BEOORDELING VAN HET HOGER BEROEP
1. In geschil is de afwijzing van het verzoek tot vaststelling van een bijdrage in de kosten van verzorging en opvoeding van de minderjarige [naam], geboren op [geboortedatum] 2006 te [geboorteplaats], hierna: de minderjarige.
2. De vrouw verzoekt het hof om de bestreden beschikking, voor zover mogelijk uitvoerbaar bij voorraad, te vernietigen voor zover het de afwijzing van het verzoek van de vrouw tot vaststelling van een bijdrage in de kosten van verzorging en opvoeding van de minderjarige betreft en, opnieuw rechtdoende, alsnog te bepalen dat de man met ingang van 13 december 2010 een bijdrage in de kosten van verzorging en opvoeding van de minderjarige zal betalen van € 492,50 per maand, telkens bij vooruitbetaling te voldoen en vermeerderd met iedere uitkering die hem op grond van geldende wetten of regelingen kan of zal worden verleend, dan wel een zodanige uitspraak te doen als het hof in goede justitie juist acht, kosten rechtens.

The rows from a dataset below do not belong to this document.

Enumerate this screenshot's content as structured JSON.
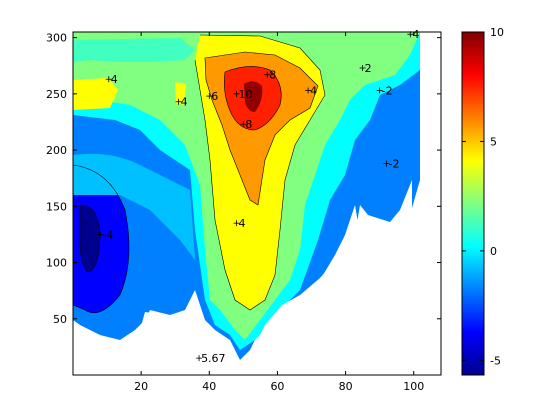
{
  "chart_data": {
    "type": "contour",
    "title": "",
    "xlabel": "",
    "ylabel": "",
    "xlim": [
      0,
      108
    ],
    "ylim": [
      0,
      305
    ],
    "xticks": [
      "20",
      "40",
      "60",
      "80",
      "100"
    ],
    "yticks": [
      "50",
      "100",
      "150",
      "200",
      "250",
      "300"
    ],
    "colormap": "jet",
    "colorbar": {
      "clim": [
        -5.67,
        10
      ],
      "ticks": [
        "-5",
        "0",
        "5",
        "10"
      ]
    },
    "peaks": [
      {
        "x": 53,
        "y": 247,
        "value": 10
      },
      {
        "x": 5,
        "y": 110,
        "value": -5.67
      }
    ],
    "contour_labels": [
      {
        "x": 10.5,
        "y": 263,
        "text": "4"
      },
      {
        "x": 31,
        "y": 243,
        "text": "4"
      },
      {
        "x": 40,
        "y": 248,
        "text": "6"
      },
      {
        "x": 57,
        "y": 267,
        "text": "8"
      },
      {
        "x": 50,
        "y": 223,
        "text": "8"
      },
      {
        "x": 48,
        "y": 250,
        "text": "10"
      },
      {
        "x": 69,
        "y": 253,
        "text": "4"
      },
      {
        "x": 85,
        "y": 273,
        "text": "2"
      },
      {
        "x": 90,
        "y": 253,
        "text": "-2"
      },
      {
        "x": 92,
        "y": 188,
        "text": "-2"
      },
      {
        "x": 48,
        "y": 135,
        "text": "4"
      },
      {
        "x": 8,
        "y": 125,
        "text": "-4"
      },
      {
        "x": 37,
        "y": 15,
        "text": "5.67"
      },
      {
        "x": 99,
        "y": 303,
        "text": "4"
      }
    ]
  }
}
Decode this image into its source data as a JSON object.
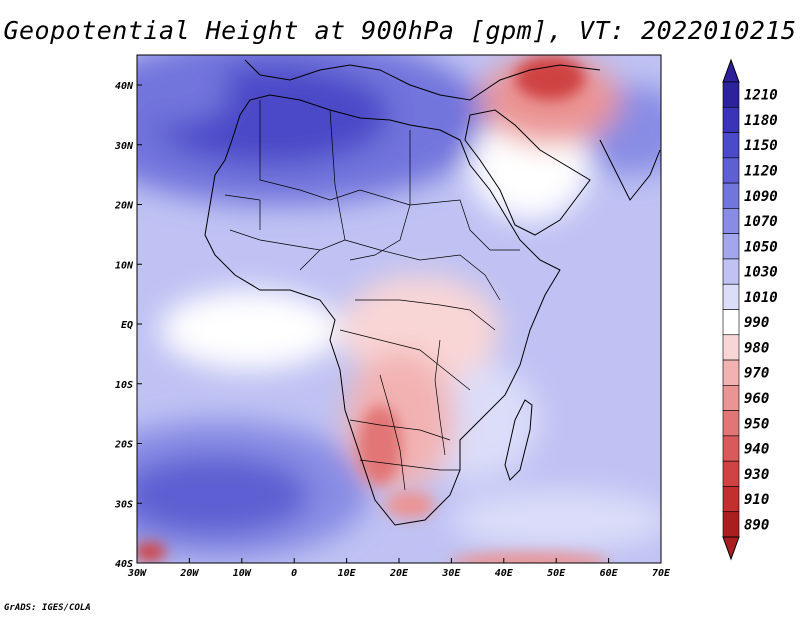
{
  "title": "Geopotential Height at 900hPa [gpm], VT: 2022010215",
  "credit": "GrADS: IGES/COLA",
  "x_ticks": [
    "30W",
    "20W",
    "10W",
    "0",
    "10E",
    "20E",
    "30E",
    "40E",
    "50E",
    "60E",
    "70E"
  ],
  "y_ticks": [
    "40N",
    "30N",
    "20N",
    "10N",
    "EQ",
    "10S",
    "20S",
    "30S",
    "40S"
  ],
  "colorbar": {
    "labels": [
      "1210",
      "1180",
      "1150",
      "1120",
      "1090",
      "1070",
      "1050",
      "1030",
      "1010",
      "990",
      "980",
      "970",
      "960",
      "950",
      "940",
      "930",
      "910",
      "890"
    ],
    "colors": [
      "#2b229c",
      "#3a35b8",
      "#4b4ac8",
      "#5d5fd2",
      "#7275dc",
      "#888ce4",
      "#a2a6ed",
      "#bfc2f3",
      "#dbddf9",
      "#ffffff",
      "#f9d6d6",
      "#f2b2b2",
      "#eb9494",
      "#e27676",
      "#d95a5a",
      "#cf4343",
      "#c22f2f",
      "#a91f1f"
    ]
  },
  "colors": {
    "land_border": "#000000",
    "frame": "#000000"
  }
}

3. De man bestrijdt het beroep en verzoekt de vrouw in hoger beroep niet-ontvankelijk te verklaren, althans het door haar verzochte af te wijzen.
Behoefte van de minderjarige
4. Als eerste grond voor het beroep stelt de vrouw dat de rechtbank ten onrechte de behoefte van de minderjarige niet heeft vastgesteld. In juli 2008 is de relatie verbroken en de vrouw heeft de man toen verzocht om een bijdrage, gelet op haar inkomen beneden bijstandsniveau. De man is toen een bijdrage van € 150,- per maand gaan voldoen. De vrouw heeft vervolgens bij de rechtbank een bijdrage verzocht van € 300,- per maand, uitgaande van een inkomen van de man van € 3.000,- en van de vrouw van € 1.200,- netto per maand. Het verzoek van de vrouw is door de rechtbank afgewezen, omdat de vrouw volgens de rechtbank geen verweer had gevoerd tegen de stellingen van de man. Gezien het gezamenlijke inkomen kan de behoefte minimaal worden begroot op een bedrag van € 492,50 per maand. De vrouw is voorts van mening dat het inkomen van de man thans hoger is dan het inkomen van partijen ten tijde van de samenwoning, zodat dit hogere inkomen uitgangspunt dient te zijn bij de behoeftebepaling van de minderjarige.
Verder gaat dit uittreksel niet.